Researchers from New Mexico State University, working in collaboration with the Elephant Butte Irrigation District, have determined that groundwater resilience can be quantified on a basin scale and have developed metrics to support integrated water-resource management and sustainability.
The research is a joint effort by Kenneth “K.C.” Carroll, an associate professor in NMSU’s College of Agricultural, Consumer and Environmental Sciences, James P. King, a professor and associate department head in NMSU’s College of Engineering, and Erek H. Fuchs, the groundwater resources director for EBID.
This summer, Carroll, King and Fuchs observed a significant amount of refilling of the Elephant Butte Reservoir after storage in the reservoir decreased to a very low-level last summer. Although, they were not able to see the groundwater beneath the land surface that is used, they were able to confirm the resilience in groundwater storage with return of increased surface-water flows in the Rio Grande.

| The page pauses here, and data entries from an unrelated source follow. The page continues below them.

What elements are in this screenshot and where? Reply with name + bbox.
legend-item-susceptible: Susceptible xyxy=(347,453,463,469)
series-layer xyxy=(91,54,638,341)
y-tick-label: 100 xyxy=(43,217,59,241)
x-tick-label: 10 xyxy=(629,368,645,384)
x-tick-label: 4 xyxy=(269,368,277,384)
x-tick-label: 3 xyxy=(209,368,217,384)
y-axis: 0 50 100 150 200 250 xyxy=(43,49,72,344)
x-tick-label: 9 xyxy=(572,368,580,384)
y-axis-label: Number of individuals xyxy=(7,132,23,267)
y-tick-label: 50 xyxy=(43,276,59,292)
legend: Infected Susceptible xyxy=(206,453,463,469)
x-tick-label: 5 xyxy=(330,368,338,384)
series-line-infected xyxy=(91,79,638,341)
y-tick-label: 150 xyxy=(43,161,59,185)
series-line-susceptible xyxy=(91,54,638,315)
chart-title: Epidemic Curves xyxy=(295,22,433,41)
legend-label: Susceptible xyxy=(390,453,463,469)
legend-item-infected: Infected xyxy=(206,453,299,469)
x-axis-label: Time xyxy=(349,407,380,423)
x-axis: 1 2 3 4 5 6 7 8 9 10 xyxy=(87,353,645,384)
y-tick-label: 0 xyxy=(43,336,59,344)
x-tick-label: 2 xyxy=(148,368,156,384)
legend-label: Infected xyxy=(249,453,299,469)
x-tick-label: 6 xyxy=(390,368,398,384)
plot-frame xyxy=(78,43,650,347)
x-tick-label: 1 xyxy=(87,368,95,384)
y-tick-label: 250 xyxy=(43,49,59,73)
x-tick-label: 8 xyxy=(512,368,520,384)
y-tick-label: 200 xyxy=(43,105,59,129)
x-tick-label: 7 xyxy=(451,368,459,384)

The research team began its work by looking at the multiyear drought that began in the early 2000s and extended drastically into the 2010s.
Currently, the drought is slowly easing up, according to the researchers, and there is now more water in the Elephant Butte Reservoir, which is about half full. But they cautioned that the area is not completely out of a drought and that a similar drought cycle is possible.
“One of the things we focused on is the irrigation and groundwater system in the Hatch area within the EBID. Hatch is centrally located in the Rincon Valley watershed, which features a small, geologically constrained and shallow groundwater system, but the Hatch population is also small and imports groundwater from the neighboring Nutt-Hockett basin,” Fuchs said.
According to the researchers, more and more farmers are pumping groundwater in the Southwest. The use of both surface water and groundwater is critical to agriculture in the EBID and the Hatch area, and virtually all river-connected irrigation projects throughout the world.
“We wanted to look at quantifying impacts of using both surface water and groundwater,” Fuchs said, adding, “We wanted to look at the ability of the groundwater system, which we consider to be particularly vulnerable to drought given its limited groundwater resources, to rebound from a stress during the longer-term prolonged droughts, and we wanted to develop some of the metrics for groundwater resilience.”
Fuchs also explained that he and the researchers looked at shallow aquifer storage changes in the groundwater system because the surface water and a potential for aquifer recharge comes back each year in varying degrees.
“Surface water has a residence time that is short, and we are dependent on surface water that mainly originates mostly as annual snowpack and spring snowmelt. The groundwater residence time is typically much longer, and the process of aquifer recharge where we have replenishment of groundwater in storage can take many years, if not decades. So, we looked at shallow groundwater storage changes as a metric for groundwater resilience,” he said.
The research team found a very strong correlation between the annual amount of groundwater extraction for irrigation and the annual availability of surface water.
“When we have more surface water, farmers extract less groundwater, and when we have less surface water, they extract more ground water. This by itself isn’t at all surprising, and is in keeping with conjunctive water resource use as it has occurred historically in this area. What is interesting is that it’s almost a one-to-one ratio,” King said.
The researchers also found that in the Rincon Valley, when there is additional surface water available for release, there is an increase in storage of the shallow alluvium aquifer within the year that the additional surface water is made available, which is attributable to recharge of the shallow alluvium.
When there is a decrease in available surface water, there is a decline in storage in the aquifer within the year the decrease occurs. All recharge and when and how much it occurs, depends on flows in the Rio Grande and the diversion of that water for irrigation within the EBID.
The researchers created a metric to evaluate dependence on groundwater over time as a potential indicator of groundwater stress and, therefore, resilience.
“We developed a metric for water use called the GSRA, which is the groundwater: surface water ratio of application. The basic premise is that when we have more groundwater extraction than surface water diversion over time, we are going to see a decrease in groundwater storage. When we have less groundwater extraction relative to surface water use over time, then we will see less declines in the aquifer,” Carroll said.
He added, “This metric can be used by farmers on an on-farm basis, water policymakers and water managers alike to make more informed choices about groundwater resilience and sustainability of water in aquifer storage.”